Perturb and observe (hill climbing method) is the best and simplest approach to meet over the maximum power point tracking in the solar photovoltaic power generation method. The reason to justify P&O is that it requires a single voltage sensor to calculate the MPP value.

Solar MMPT Techniques

The proposed system is loaded with the P&O technique to avoid or reduce voltage fluctuation on the solar output terminal. One of the main reasons to implement this P&O is that it has a highly simple design and good accuracy when compared with the solar MPPT technique. The simulation results of the P&O method are discussed below. The actual voltage and current of the solar PV system is continuously monitored by a P&O controller; based on those values, the P&O controller generates gate pulses and sends them to the gate MPPT boost converter. Figure 9 shows the actual design of the P&O controller.

Figure 10 shows the voltage waveform and current waveform of the solar PV system. Similarly, Figure 11a shows the gate pulse of the MPPT DC-DC boost converter. The P&O controller compares the voltage reference value with the actual value of the solar output and decided the duty cycle of MPPT converter’s gate pulse. The controller will make iteration for every pulse generation; moreover, the P&O controller is purely applying the new actual data for calculations. In simulation, the sine pulse width modulation (SPWM) is fused to obtain a smooth sine alternating voltage signal at inverter. Figure 11b shows the gate pulse of the inverter at various time divisions. It clearly explains switching sequences of the inverter with a proper timing interval. Figure 12 shows the inverter output voltage (V_o) and output current (I_o). Both I_o and V_o are mentioned in the graph; the SPWM inverter is producing a smooth AC voltage at its output terminal.

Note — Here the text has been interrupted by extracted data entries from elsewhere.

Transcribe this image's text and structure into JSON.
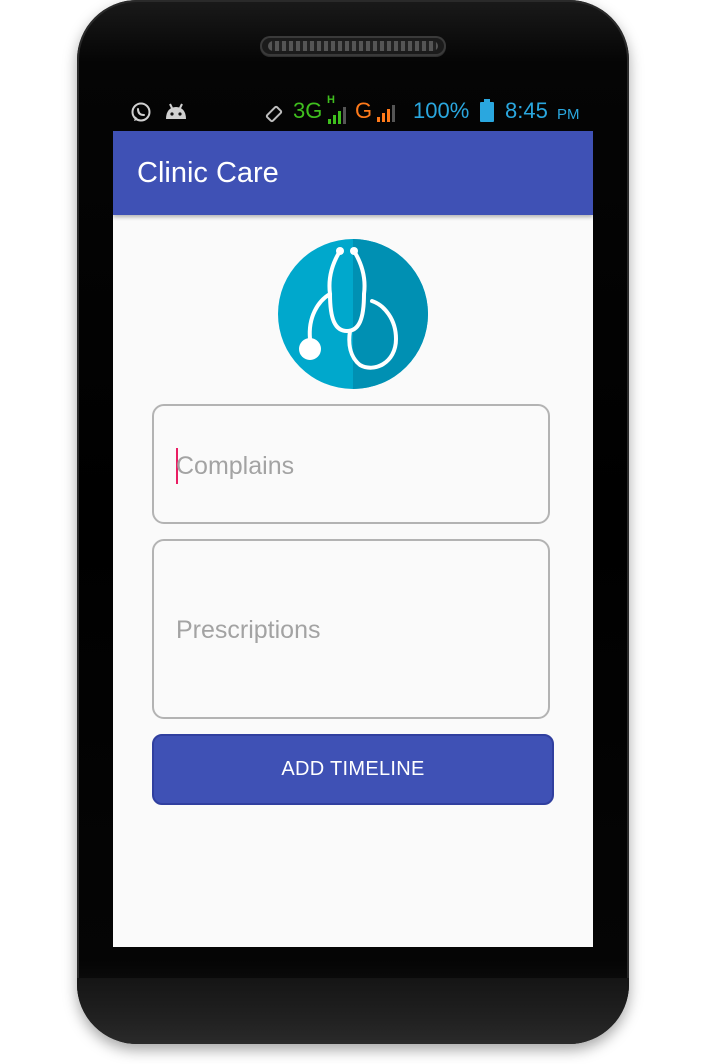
{
  "status_bar": {
    "network_3g": "3G",
    "network_h": "H",
    "network_g": "G",
    "battery": "100%",
    "time": "8:45",
    "ampm": "PM",
    "colors": {
      "green": "#3fbf1e",
      "orange": "#ff7a1a",
      "blue": "#2aa7df"
    },
    "icons": [
      "whatsapp-icon",
      "android-icon",
      "rotate-icon",
      "signal-icon",
      "battery-icon"
    ]
  },
  "app_bar": {
    "title": "Clinic Care",
    "color": "#3f51b5"
  },
  "logo": {
    "icon": "stethoscope-icon",
    "color": "#00a8cc"
  },
  "form": {
    "complains_placeholder": "Complains",
    "prescriptions_placeholder": "Prescriptions",
    "submit_label": "ADD TIMELINE",
    "accent_color": "#e91e63"
  }
}
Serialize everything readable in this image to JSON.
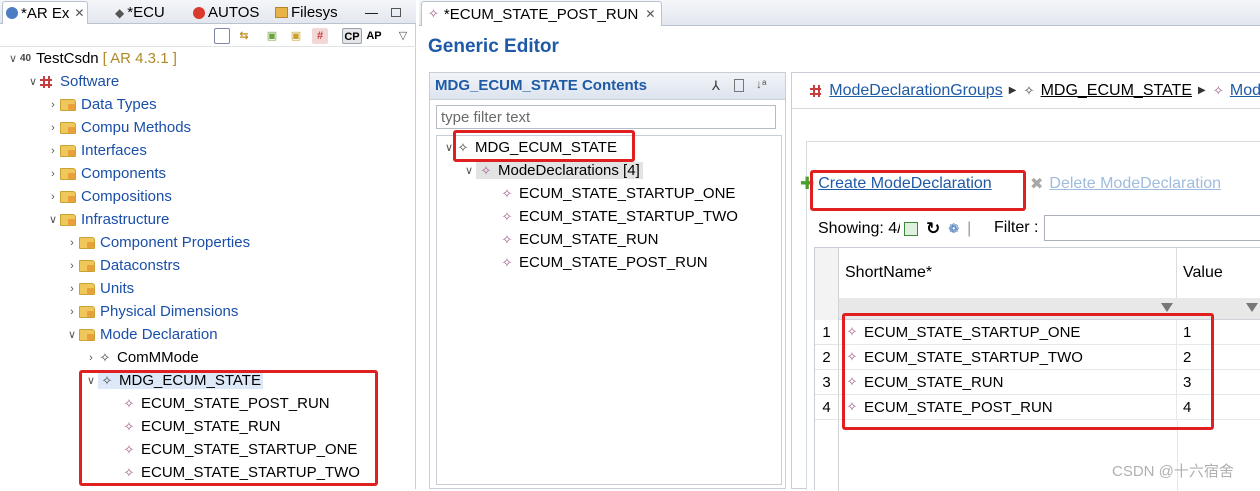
{
  "left_tabs": [
    {
      "label": "*AR Ex"
    },
    {
      "label": "*ECU"
    },
    {
      "label": "AUTOS"
    },
    {
      "label": "Filesys"
    }
  ],
  "left_toolbar": {
    "cp_label": "CP",
    "ap_label": "AP"
  },
  "project_tree": {
    "root_name": "TestCsdn",
    "root_version": "[ AR 4.3.1 ]",
    "software": "Software",
    "data_types": "Data Types",
    "compu_methods": "Compu Methods",
    "interfaces": "Interfaces",
    "components": "Components",
    "compositions": "Compositions",
    "infrastructure": "Infrastructure",
    "component_properties": "Component Properties",
    "dataconstrs": "Dataconstrs",
    "units": "Units",
    "physical_dimensions": "Physical Dimensions",
    "mode_declaration": "Mode Declaration",
    "commmode": "ComMMode",
    "mdg_ecum_state": "MDG_ECUM_STATE",
    "children": [
      "ECUM_STATE_POST_RUN",
      "ECUM_STATE_RUN",
      "ECUM_STATE_STARTUP_ONE",
      "ECUM_STATE_STARTUP_TWO"
    ]
  },
  "editor": {
    "tab_title": "*ECUM_STATE_POST_RUN",
    "title": "Generic Editor"
  },
  "contents": {
    "title": "MDG_ECUM_STATE Contents",
    "filter_placeholder": "type filter text",
    "root": "MDG_ECUM_STATE",
    "group": "ModeDeclarations [4]",
    "items": [
      "ECUM_STATE_STARTUP_ONE",
      "ECUM_STATE_STARTUP_TWO",
      "ECUM_STATE_RUN",
      "ECUM_STATE_POST_RUN"
    ]
  },
  "breadcrumb": {
    "first": "ModeDeclarationGroups",
    "second": "MDG_ECUM_STATE",
    "third": "Mod"
  },
  "actions": {
    "create": "Create ModeDeclaration",
    "delete": "Delete ModeDeclaration"
  },
  "showing": "Showing: 4/4",
  "filter_label": "Filter :",
  "table": {
    "columns": [
      "ShortName*",
      "Value"
    ],
    "rows": [
      {
        "num": "1",
        "name": "ECUM_STATE_STARTUP_ONE",
        "value": "1"
      },
      {
        "num": "2",
        "name": "ECUM_STATE_STARTUP_TWO",
        "value": "2"
      },
      {
        "num": "3",
        "name": "ECUM_STATE_RUN",
        "value": "3"
      },
      {
        "num": "4",
        "name": "ECUM_STATE_POST_RUN",
        "value": "4"
      }
    ]
  },
  "watermark": "CSDN @十六宿舍",
  "colors": {
    "highlight": "#e02020",
    "link": "#1f5aa6",
    "mode_icon": "#a15c8a"
  }
}
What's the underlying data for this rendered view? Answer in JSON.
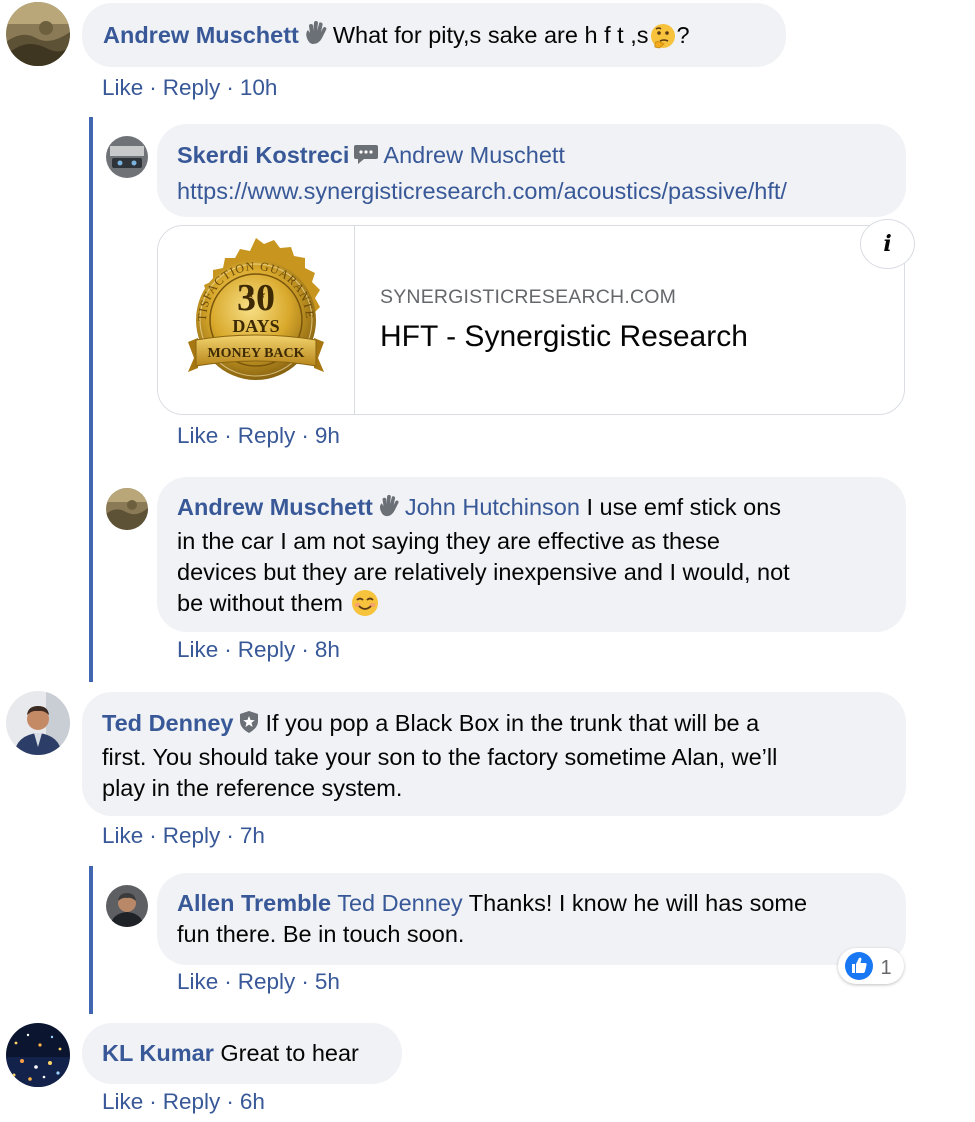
{
  "comments": [
    {
      "author": "Andrew Muschett",
      "text": "What for pity,s sake are h f t ,s",
      "trail": "?",
      "actions": {
        "like": "Like",
        "reply": "Reply",
        "time": "10h"
      }
    },
    {
      "author": "Skerdi Kostreci",
      "mention": "Andrew Muschett",
      "url": "https://www.synergisticresearch.com/acoustics/passive/hft/",
      "preview": {
        "domain": "SYNERGISTICRESEARCH.COM",
        "title": "HFT - Synergistic Research",
        "badge_top": "SATISFACTION GUARANTEED",
        "badge_number": "30",
        "badge_days": "DAYS",
        "badge_ribbon": "MONEY BACK",
        "info_icon": "info-icon"
      },
      "actions": {
        "like": "Like",
        "reply": "Reply",
        "time": "9h"
      }
    },
    {
      "author": "Andrew Muschett",
      "mention": "John Hutchinson",
      "line1": "I use emf stick ons",
      "line2": "in the car I am not saying they are effective as these",
      "line3": "devices but they are relatively inexpensive and I would, not",
      "line4": "be without them",
      "actions": {
        "like": "Like",
        "reply": "Reply",
        "time": "8h"
      }
    },
    {
      "author": "Ted Denney",
      "line1": "If you pop a Black Box in the trunk that will be a",
      "line2": "first. You should take your son to the factory sometime Alan, we’ll",
      "line3": "play in the reference system.",
      "actions": {
        "like": "Like",
        "reply": "Reply",
        "time": "7h"
      }
    },
    {
      "author": "Allen Tremble",
      "mention": "Ted Denney",
      "line1": "Thanks! I know he will has some",
      "line2": "fun there. Be in touch soon.",
      "reaction_count": "1",
      "actions": {
        "like": "Like",
        "reply": "Reply",
        "time": "5h"
      }
    },
    {
      "author": "KL Kumar",
      "text": "Great to hear",
      "actions": {
        "like": "Like",
        "reply": "Reply",
        "time": "6h"
      }
    }
  ],
  "colors": {
    "link": "#385898",
    "bubble": "#f0f2f5",
    "thread": "#4267b2",
    "like_blue": "#1877f2"
  }
}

4. Control Circuit and Driver Circuit

The dsPIC 30f4011 is used as a main controller for this proposed system, clearly shown in Figure 13. It is a 40-pin controller; it has features such as a modified Harvard architecture, high-performance modified RISC CPU with a DSP engine, 16-bit controller, three pairs of inbuilt PWM chambers, 10-bit ACD accuracy with a conversion rate at 500 Ksps, operation at 30MIPS, five 16-bit programmable timer/counter and 30 interrupt sources.

Designing of Driver Circuit

Normally, the proposed main controller (dsPIC 30F 4011) operates in the voltage range of 4.5 to 5.5 volts, and its control signals are also within the same voltage ranges. The power electronics switches (IRF740) require a minimum of 12v for the gate pulse. Figure 14a shows the general block diagram of gate signals’ flow path. Initially, the main controller produces the gate signal at a prescribed port pin according to the program. The control signals were directly connected with a opto-coupler (Sfh615a) for the electrical isolation purpose.

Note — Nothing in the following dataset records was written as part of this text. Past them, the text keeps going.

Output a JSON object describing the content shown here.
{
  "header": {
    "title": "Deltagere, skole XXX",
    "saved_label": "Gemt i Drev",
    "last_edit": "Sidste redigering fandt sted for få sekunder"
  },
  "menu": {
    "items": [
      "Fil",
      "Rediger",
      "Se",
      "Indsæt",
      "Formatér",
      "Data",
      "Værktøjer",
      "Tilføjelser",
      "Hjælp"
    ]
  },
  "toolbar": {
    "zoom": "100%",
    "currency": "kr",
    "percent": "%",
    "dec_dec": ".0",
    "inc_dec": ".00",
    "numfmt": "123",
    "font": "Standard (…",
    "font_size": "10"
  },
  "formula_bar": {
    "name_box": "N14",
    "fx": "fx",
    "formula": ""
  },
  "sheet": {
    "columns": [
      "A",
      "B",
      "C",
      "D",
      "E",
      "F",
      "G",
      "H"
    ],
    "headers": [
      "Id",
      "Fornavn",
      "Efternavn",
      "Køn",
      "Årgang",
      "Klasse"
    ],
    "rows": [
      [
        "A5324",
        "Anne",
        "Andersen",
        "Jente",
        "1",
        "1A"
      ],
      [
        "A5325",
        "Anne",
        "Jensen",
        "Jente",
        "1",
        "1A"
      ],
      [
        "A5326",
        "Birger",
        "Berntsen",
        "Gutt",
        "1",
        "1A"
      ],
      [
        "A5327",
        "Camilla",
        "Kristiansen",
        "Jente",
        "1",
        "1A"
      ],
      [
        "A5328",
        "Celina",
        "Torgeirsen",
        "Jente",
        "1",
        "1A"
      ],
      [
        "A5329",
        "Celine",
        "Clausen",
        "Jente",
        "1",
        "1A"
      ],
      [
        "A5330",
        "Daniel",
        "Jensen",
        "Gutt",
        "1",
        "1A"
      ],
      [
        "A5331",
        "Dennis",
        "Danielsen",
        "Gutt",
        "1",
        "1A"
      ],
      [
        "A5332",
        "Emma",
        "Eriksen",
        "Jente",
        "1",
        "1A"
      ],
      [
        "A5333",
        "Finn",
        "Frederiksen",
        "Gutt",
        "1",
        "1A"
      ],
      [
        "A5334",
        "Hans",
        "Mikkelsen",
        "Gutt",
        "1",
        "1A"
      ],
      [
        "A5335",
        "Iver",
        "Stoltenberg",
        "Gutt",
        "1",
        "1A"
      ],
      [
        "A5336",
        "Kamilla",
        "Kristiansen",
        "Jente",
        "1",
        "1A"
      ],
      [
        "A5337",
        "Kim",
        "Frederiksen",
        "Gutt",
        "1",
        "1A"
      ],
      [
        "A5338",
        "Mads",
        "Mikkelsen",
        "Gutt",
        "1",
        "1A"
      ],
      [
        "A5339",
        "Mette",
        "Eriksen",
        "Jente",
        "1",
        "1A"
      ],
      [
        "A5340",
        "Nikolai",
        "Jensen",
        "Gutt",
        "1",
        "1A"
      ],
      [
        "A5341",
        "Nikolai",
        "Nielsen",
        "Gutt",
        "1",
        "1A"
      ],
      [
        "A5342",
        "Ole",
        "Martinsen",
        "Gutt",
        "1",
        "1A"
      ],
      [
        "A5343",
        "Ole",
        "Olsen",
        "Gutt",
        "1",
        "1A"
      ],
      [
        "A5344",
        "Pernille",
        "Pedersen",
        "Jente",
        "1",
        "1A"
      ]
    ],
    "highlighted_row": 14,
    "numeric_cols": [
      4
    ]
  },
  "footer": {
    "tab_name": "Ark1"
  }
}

It will protect the main controller from damage because of a power circuit failure or short circuit in the power circuit condition. The output of the opto-coupler is inverse to the actual signals that are produced by the main controller. Inverted gate pulses are applied to the buffer (HEF4050B); it clears the ripples from the gate pulse. The ripples in the gate pulses generate harmonics at the inverter output. A driver circuit is used to interface these control and power circuits for which two low-power MOSFETs (IRF9250 and IRFZ44) are used in the driver circuit, which drives a power MOSFET (IRF460). Figure 14c shows the circuit diagram of the driver circuit, and in Figure 15b, a photograph of the driver circuit with electrical isolation protection is shown. Here, there is no need to use a boost trap capacitor.

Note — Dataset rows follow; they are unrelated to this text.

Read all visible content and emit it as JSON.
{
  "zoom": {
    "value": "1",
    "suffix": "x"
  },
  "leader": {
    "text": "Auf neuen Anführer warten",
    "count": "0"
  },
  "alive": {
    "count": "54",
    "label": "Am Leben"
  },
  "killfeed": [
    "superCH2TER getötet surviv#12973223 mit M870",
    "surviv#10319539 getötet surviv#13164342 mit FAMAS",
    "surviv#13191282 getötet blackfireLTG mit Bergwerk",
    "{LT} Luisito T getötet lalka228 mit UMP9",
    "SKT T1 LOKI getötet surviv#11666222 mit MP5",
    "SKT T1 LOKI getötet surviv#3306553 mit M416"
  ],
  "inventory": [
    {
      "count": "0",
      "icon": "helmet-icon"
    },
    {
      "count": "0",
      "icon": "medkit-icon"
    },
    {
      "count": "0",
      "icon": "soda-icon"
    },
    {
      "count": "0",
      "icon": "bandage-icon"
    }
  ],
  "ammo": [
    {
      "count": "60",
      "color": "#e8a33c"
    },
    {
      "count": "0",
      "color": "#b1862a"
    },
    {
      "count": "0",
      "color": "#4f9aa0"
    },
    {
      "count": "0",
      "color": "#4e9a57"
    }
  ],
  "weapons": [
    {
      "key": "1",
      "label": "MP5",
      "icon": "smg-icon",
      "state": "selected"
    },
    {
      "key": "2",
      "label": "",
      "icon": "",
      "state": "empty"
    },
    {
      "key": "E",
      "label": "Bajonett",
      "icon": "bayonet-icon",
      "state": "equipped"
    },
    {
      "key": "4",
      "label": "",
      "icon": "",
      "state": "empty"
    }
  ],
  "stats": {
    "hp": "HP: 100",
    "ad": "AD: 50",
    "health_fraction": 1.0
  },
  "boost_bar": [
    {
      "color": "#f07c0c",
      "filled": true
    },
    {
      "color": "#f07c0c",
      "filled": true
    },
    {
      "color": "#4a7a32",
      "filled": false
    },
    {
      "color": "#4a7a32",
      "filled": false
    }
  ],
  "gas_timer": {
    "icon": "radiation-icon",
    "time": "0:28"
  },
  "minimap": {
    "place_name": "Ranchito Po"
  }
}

The entire hardware processes are carried out with neat, expected results; a single-layer printed circuited board (PCB) is used in all hardware circuits. All components in this system belongs to the dual-in-line package category.

The schematic circuit of the three-phase inverter and its real photograph are shown in Figure 16. The inverter is designed as a three-arm, three-phase and three-wire inverter. Here, power MOSFETs (IRFP460) were used to design the inverter circuit along with a RC snubber to protect from any sudden change in voltage (dv/dt) and current (di/dt). The input of this inverter is fed by a common DC bus, which is connected with a dual battery and with a renewable power source (solar PV system). Figure 17a shows the real-time programming environmental setup; a dsPIC from the microchip family is used as a main controller, and a pickit3 is used as a program dump tool.

Similarly, Figure 16b shows the gate pulse of the inverter at different K^th intervals of time. Instead of IRF240, low-power MOSFETs are used as driver circuits. The dead time between the outgoing switch and incoming switches are calculated manually and controlled via programming. Finally, Figure 18 deals with the three-phase inverter output, the final output of this proposed system; Figure 18a shows the voltages across a two-phase, no-load condition, and Figure 18b shows the same inverter output with the load condition.

The proposed model enhances the lifetime of the battery by avoiding an unwanted charge cycle. During discharging, the oxidation takes place, and, therefore, lead sulphate is deposited on the anode; lead 4+ loses 2 electrons, so it forms lead 2+ ions, and here, also, lead sulphate (PbO2) is deposited on the cathode. Similarly, during charging, the lead sulphate, which is deposited on the cathode, is converted back to lead peroxide (PbO2), and the anode layer lead sulphate (PbSO4) is converted into a sponge (porous) and lead (Pb). Thus, the charging and discharging happens with a slighter time interval, directly reducing the number of battery charge cycles and further reducing the lifetime of the battery. Therefore, the proposed system improves the lifetime of the battery by reducing the ineffective charge cycle.

5. Conclusions

The proposed paper has presented a dual battery storage system with the MPPT technique to improve the efficiency of solar PV. In addition, the dual battery storage system introduced a new concept for storage systems; it was simulated by using the MATLAB Simulink model. Additionally, a real-time, three-phase inverter was designed with a high protection circuit. Their (protection circuit) results were discussed with its output waveforms, in which low-power MOSFETs are used as driver circuits to drive the power MOSFET; dead time is controlled by a switching program, and RC snubber protection is also implemented to the power switch. The overall performance of the proposed system is a highly recommended because it enriches the lifetime of battery and high-protection circuit.